Does the use of your proprietary clutch spring imply that your Resonance watches maintain some sort of “Forced Resonance”?
Not at all. But it’s an important question. Whether you rely on a main-plate or some other part of the movement to act as an oscillating bridge – or if you actually design a built-for-purpose oscillation bridge as we did – it is still shared vibration that initiates and maintains balance wheel synchronization. Our clutch spring doesn’t ‘force’ the balance wheels into synchronization, it’s just a medium of vibrational transmission. Our Resonance is “True Resonance” and is certified as such by the CESM, the Centre Suisse d’Electronique et de Microtechnique.
I’ve heard you say that your Minute Repeater Resonance is a ‘technical proof’ – what do you mean by that?

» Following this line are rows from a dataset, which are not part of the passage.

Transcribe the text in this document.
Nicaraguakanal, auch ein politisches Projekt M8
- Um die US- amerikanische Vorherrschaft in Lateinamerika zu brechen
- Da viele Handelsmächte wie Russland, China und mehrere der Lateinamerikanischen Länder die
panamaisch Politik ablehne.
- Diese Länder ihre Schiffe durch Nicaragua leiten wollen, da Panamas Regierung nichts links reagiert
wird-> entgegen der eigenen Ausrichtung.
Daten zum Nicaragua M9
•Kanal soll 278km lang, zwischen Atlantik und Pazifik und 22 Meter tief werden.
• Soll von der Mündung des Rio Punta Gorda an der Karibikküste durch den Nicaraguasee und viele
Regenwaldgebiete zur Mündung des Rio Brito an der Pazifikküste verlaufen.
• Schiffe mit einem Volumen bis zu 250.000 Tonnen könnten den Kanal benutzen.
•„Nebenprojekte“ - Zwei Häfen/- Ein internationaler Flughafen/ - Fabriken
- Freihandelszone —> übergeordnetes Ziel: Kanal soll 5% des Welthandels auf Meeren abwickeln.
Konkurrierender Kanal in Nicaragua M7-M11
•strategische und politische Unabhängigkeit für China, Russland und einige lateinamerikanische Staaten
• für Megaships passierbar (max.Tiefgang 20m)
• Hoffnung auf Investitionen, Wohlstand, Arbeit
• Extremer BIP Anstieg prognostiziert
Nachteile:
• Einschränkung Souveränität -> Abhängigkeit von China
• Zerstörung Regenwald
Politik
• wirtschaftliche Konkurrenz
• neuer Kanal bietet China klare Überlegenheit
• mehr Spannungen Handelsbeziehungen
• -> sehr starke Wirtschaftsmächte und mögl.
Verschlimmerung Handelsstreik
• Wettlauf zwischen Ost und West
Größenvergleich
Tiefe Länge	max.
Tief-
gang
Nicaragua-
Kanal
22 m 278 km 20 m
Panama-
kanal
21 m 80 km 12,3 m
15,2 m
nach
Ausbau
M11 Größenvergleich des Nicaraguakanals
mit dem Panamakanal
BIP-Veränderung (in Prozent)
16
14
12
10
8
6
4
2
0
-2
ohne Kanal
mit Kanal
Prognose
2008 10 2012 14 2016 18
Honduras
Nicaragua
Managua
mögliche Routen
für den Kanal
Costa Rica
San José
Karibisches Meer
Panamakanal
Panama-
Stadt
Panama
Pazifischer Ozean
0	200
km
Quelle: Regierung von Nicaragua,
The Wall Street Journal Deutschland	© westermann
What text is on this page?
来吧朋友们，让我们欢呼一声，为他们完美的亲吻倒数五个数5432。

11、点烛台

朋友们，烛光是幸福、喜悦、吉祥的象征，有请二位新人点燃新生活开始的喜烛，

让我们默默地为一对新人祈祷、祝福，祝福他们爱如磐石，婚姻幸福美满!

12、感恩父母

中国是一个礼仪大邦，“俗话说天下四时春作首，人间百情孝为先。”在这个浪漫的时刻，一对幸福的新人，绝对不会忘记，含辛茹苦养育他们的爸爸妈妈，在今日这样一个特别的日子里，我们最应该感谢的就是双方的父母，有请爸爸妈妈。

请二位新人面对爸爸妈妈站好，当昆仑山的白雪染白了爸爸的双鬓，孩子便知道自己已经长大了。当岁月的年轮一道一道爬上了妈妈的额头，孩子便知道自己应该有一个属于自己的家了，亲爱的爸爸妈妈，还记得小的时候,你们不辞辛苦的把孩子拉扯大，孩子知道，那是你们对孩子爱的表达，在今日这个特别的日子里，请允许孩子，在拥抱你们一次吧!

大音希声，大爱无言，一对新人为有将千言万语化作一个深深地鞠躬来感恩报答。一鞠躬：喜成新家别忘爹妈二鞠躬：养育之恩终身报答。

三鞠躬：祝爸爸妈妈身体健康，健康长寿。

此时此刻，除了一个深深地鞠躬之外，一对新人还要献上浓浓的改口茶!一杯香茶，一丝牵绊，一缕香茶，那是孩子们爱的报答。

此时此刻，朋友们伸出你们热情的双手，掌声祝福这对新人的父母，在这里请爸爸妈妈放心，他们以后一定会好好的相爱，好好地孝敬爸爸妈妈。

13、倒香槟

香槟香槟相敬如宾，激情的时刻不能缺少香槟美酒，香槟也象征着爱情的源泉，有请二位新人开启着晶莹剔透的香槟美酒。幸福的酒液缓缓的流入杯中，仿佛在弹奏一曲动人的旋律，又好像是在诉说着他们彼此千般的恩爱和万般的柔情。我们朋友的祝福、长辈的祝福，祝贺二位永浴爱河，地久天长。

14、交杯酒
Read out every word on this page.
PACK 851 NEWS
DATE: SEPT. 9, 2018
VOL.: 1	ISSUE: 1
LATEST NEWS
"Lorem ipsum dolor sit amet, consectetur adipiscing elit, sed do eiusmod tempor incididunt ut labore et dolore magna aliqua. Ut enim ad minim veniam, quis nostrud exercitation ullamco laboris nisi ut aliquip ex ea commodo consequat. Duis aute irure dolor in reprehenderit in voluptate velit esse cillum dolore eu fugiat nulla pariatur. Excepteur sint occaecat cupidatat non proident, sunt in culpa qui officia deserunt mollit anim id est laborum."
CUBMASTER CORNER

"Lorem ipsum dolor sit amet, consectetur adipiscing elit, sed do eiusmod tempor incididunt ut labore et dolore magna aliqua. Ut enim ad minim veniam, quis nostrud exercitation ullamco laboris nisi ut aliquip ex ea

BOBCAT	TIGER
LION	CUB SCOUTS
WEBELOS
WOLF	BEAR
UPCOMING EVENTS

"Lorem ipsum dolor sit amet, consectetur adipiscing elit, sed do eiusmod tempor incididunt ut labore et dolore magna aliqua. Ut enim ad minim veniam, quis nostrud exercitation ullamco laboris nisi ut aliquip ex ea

The Minute Repeater Resonance, which Is part of our Masterpiece Collection, was actually intended to be a technical proof of the sustainable resiliency of the Resonance state that our timepieces generate. The fact that it can repeatedly withstand the vibrational anomalies caused by the striking gongs of a minute repeater – and remain in Resonance despite being repeatedly subjected to such vibrations – is prima facie proof of our differentiated resiliency in maintaining a state of Resonance. It was a watch designed to make a point – and it further validates that the challenge of leveraging Resonance to solve the historic “Longitude Problem” has finally been accomplished.
Of course, our Masterpiece Collection represents more than just a delivery method for presenting technical proofs. The Collection exists to fully realize our bold ambition of integrating and elevating aesthetic and mechanical concepts into objects that make people “feel” as much as they make them think. The level of meticulous hand-finishing in those pieces is absolutely top-tier. When you consider the number of parts and interior angles on our Minute Repeater Resonance, for example, it should be clear that the cost of producing it is extraordinarily high. And that’s partly the point. The Masterpiece Series enables our watchmaking to indulge in the purest expressions of our artistic and horological sensibilities while excluding any influence of commercial considerations on design or execution.
How can someone know if any Resonance watch is consistently operating in Resonance or not?
The obvious answer is that you can submit it for testing. A lower-cost option is to simply monitor whether it gains or loses precisely the same number of seconds every day. If all you want is to know is if your watch is operating in Resonance at the moment, the easiest answer is to use your phone to record slow-motion video of your balance wheels in action. That will show you if they are moving together in a synchronized fashion. We locate our balance wheels on the dial sides of our Resonance timepieces and our collectors seem to enjoy that last method more than you might intuitively expect. [laugh].
6 responses
For those who are interested in the “longitude problem” I dare to mention here the book -maybe known to many, but not all – “Longitude” from Dava Sobel. There you can read more about Harrison and his endeavors.
I’m surprised that the precision of these watches isn’t mentioned. Are they significantly more precise than normal COSC watches, for example – or Omega’s METAS standard?
Dankeschön, einfach nur Dankeschön, für so viel Info und noch mehr Arbeit.
Thanks so much for this wonderful piece. I really enjoy these in-depth types of articles. A feast for the mind as well as the eyes. More like this, please.😋
@MandoBear – thank you for your kind words 🙂
Thank you for the interesting article. Please correct the island of Sicily to the Isles of Scilly. The catastrophe of 1707 occurred at archipelago off the southwestern tip of Cornwall, England.